By The Bakersfield Californian
Here's a ballot initiative worth watching. California Forward, the government reform group that's been instrumental in passing initiatives on redistricting, open primaries and a simple majority vote for budgets, is supporting a measure this year to switch to a two-year state budget cycle. The group donated nearly $1 million last week to a signature drive for the measure, which also received $1.2 million from billionaire Nicolas Berggruen. So why would we drag out the already torturous budgeting of state finances to two years?
California Forward contends that a two-year budget would bring more certainty and stability to the state's economic climate. Furthermore, it would give lawmakers more time to focus on other critical issues affecting the state. The idea is that budgeting would happen and then be done for a two-year period, freeing up time for work on other substantive issues.
The initiative would also require that funding be identified for any new state program, that all bills be published three days prior to voting and that all state programs be reviewed for effectiveness every five years.
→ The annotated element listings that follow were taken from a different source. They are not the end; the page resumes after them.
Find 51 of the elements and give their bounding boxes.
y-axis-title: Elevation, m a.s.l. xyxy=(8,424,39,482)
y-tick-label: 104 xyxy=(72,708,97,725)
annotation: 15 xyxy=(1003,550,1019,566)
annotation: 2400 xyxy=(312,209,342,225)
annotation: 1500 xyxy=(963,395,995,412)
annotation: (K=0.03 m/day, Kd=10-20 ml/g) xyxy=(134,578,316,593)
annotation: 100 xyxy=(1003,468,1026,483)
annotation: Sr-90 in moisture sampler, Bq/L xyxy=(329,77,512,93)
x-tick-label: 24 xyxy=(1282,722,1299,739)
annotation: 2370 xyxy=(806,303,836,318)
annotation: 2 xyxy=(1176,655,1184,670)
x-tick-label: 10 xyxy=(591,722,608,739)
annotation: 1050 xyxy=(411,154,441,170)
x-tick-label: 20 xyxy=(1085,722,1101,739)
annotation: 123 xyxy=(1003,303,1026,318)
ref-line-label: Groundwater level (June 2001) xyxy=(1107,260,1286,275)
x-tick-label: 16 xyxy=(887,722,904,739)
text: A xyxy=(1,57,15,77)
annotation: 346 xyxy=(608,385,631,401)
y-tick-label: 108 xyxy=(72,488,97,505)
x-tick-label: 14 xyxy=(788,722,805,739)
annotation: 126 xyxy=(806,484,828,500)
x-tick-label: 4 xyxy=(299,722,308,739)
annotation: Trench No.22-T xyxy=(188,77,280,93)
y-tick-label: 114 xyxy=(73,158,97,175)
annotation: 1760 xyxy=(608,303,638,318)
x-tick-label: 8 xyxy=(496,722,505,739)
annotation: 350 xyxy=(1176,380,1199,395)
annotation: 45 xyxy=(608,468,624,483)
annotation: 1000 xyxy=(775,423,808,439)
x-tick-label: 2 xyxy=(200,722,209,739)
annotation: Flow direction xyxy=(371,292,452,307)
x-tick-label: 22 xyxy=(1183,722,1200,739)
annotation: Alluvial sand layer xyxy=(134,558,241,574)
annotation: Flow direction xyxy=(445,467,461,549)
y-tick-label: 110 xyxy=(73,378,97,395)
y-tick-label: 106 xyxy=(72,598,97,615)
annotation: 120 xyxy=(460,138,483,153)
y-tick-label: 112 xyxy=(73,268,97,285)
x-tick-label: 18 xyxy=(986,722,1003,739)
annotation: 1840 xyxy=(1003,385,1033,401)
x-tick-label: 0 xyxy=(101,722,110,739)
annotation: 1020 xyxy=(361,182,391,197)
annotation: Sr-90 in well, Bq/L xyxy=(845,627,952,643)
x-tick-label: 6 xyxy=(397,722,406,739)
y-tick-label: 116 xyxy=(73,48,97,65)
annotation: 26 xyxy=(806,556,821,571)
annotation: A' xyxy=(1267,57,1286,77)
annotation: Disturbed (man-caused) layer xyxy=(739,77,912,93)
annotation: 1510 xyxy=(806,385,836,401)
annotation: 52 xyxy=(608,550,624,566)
On the surface these changes make a lot of sense. The current budgeting process tends to consume all of the Legislature's energy and usually becomes so divisive there is little momentum afterward to get anything else accomplished. A two-year budget does have the potential to bring more civility to the process of state governance. Can a two-year budget cycle really stick? Revenue projections can shift wildly in just a few months' time, forcing legislators to make revisions.
Voters need to ask the same questions and study this issue carefully. But they ought to be intrigued by the possibilities.